W3C home > Mailing lists > Public > www-html@w3.org > April 2003

Re: title attribute and stylesheets

From: Tantek Çelik <tantek@cs.stanford.edu>
Date: Wed, 23 Apr 2003 15:20:01 -0700
To: Ernest Cline <ernestcline@mindspring.com>, <www-html@w3.org>
CC: Daniel Glazman <glazou2000@aol.com>
Message-ID: <BACC5F27.26853%tantek@cs.stanford.edu>

On 4/23/03 10:16 AM, "Ernest Cline" <ernestcline@mindspring.com> wrote:

> Daniel Glazman wrote:
>> Ernest Cline wrote:
>>> <style src="persistent.css" />
>>> <style src="preferred.css" navindex="1" />
>>> <style src="alternate.css" navindex="2" />
>>> <style src="alternateprint.css" navindex="2" media="print" />
>>> <style src="secondalternate.css" navindex="3" />
>> Oh my goodness... No, please!!!!
> Isn't that a bit overdone? I'm not 100% happy with this either, but I
> think it is an improvement over the current method of indicating
> persistent, preferred, and alternate style sheets. If you have another
> idea for eliminating the use of the title attribute as a marker for
> whether an external style sheet is persistent or preferred, I'd gladly
> embrace it.

Certainly the current method is neither optimal nor easily understood, but
substituting a title attribute hack with a navindex hack is no better.

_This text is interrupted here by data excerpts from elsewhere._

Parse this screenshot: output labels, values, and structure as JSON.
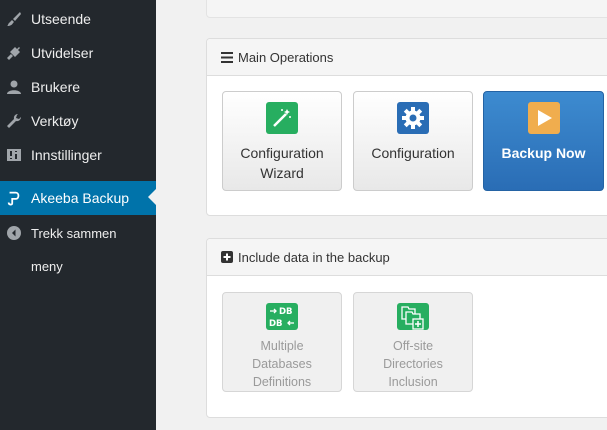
{
  "sidebar": {
    "items": [
      {
        "label": "Utseende",
        "icon": "brush-icon"
      },
      {
        "label": "Utvidelser",
        "icon": "plugin-icon"
      },
      {
        "label": "Brukere",
        "icon": "user-icon"
      },
      {
        "label": "Verktøy",
        "icon": "wrench-icon"
      },
      {
        "label": "Innstillinger",
        "icon": "settings-icon"
      },
      {
        "label": "Akeeba Backup",
        "icon": "akeeba-icon"
      }
    ],
    "collapse_label_line1": "Trekk sammen",
    "collapse_label_line2": "meny"
  },
  "main_operations": {
    "title": "Main Operations",
    "buttons": [
      {
        "label_line1": "Configuration",
        "label_line2": "Wizard"
      },
      {
        "label_line1": "Configuration"
      },
      {
        "label_line1": "Backup Now"
      }
    ]
  },
  "include_data": {
    "title": "Include data in the backup",
    "buttons": [
      {
        "label_line1": "Multiple",
        "label_line2": "Databases",
        "label_line3": "Definitions"
      },
      {
        "label_line1": "Off-site",
        "label_line2": "Directories",
        "label_line3": "Inclusion"
      }
    ]
  },
  "colors": {
    "sidebar_bg": "#23282d",
    "active_bg": "#0073aa",
    "primary_button": "#2a6db5",
    "green_icon": "#27ae60"
  }
}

There is another place in HTML where elements are grouped logically, and
that is <input type="radio">, where elements with the same 'name' attribute
(the remaining valid use of the name attribute) are considered to be part of
the same radio group.

Perhaps this design pattern could be applied to style sheets as well.

Another possibility would be to adopt the <switch> element.


Perhaps an opportunity to create a _minimal_ subset profile of SMIL, and
recast it as a more generic XHTML module.